Over the past eight years, the process has been used at least 750 times on students. Some are as young as 5 years old.
The state law that allows for these removals, known as petitions for emergency evaluation, is meant to be limited to people with severe mental illness, who are endangering their own lives or safety or someone else's. It's the first step toward getting someone involuntarily committed to a psychiatric hospital.
But advocates say schools across the country are sending children to the emergency room for psychiatric evaluations in response to behaviors prompted by bullying or frustration over assignments. The ER trips, they say, often follow months, and sometimes years, of their needs not being met.
Black students are more frequently subjected to these removals than their peers, according to available data.
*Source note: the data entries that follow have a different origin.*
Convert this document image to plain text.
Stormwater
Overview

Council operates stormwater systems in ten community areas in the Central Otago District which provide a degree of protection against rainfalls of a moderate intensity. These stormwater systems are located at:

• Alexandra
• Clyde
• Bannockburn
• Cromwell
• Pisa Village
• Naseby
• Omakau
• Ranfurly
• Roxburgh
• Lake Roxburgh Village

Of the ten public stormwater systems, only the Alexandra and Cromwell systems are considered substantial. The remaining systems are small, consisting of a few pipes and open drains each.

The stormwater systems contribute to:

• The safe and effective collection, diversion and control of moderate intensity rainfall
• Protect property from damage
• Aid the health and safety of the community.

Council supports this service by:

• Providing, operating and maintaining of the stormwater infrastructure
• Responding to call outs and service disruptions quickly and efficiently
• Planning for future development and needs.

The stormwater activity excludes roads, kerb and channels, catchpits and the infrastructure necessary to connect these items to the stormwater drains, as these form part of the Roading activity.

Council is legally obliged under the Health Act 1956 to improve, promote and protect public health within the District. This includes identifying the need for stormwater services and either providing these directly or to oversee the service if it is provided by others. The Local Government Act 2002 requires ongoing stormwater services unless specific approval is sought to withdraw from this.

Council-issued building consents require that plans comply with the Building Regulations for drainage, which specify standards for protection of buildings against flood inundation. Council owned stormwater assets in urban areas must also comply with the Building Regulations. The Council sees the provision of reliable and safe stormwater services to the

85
Advocates point to students with disabilities also being removed at higher rates.
"Schools focus on keeping kids out rather than on keeping kids in," said Dan Stewart, managing attorney at the National Disability Rights Network. "I think that's the fundamental crux of things."
Schools in Wicomico County agreed not to misuse emergency petitions as part of a 2017 settlement with the U.S. Department of Justice. But while the number of suspensions and expulsions declined, mandated trips to the emergency room ticked up.
Last year, children were handcuffed and sent to the emergency room at least 117 times from Wicomico schools, about once per every 100 students, according to data obtained from public records requests to the Wicomico County Sheriff's Office.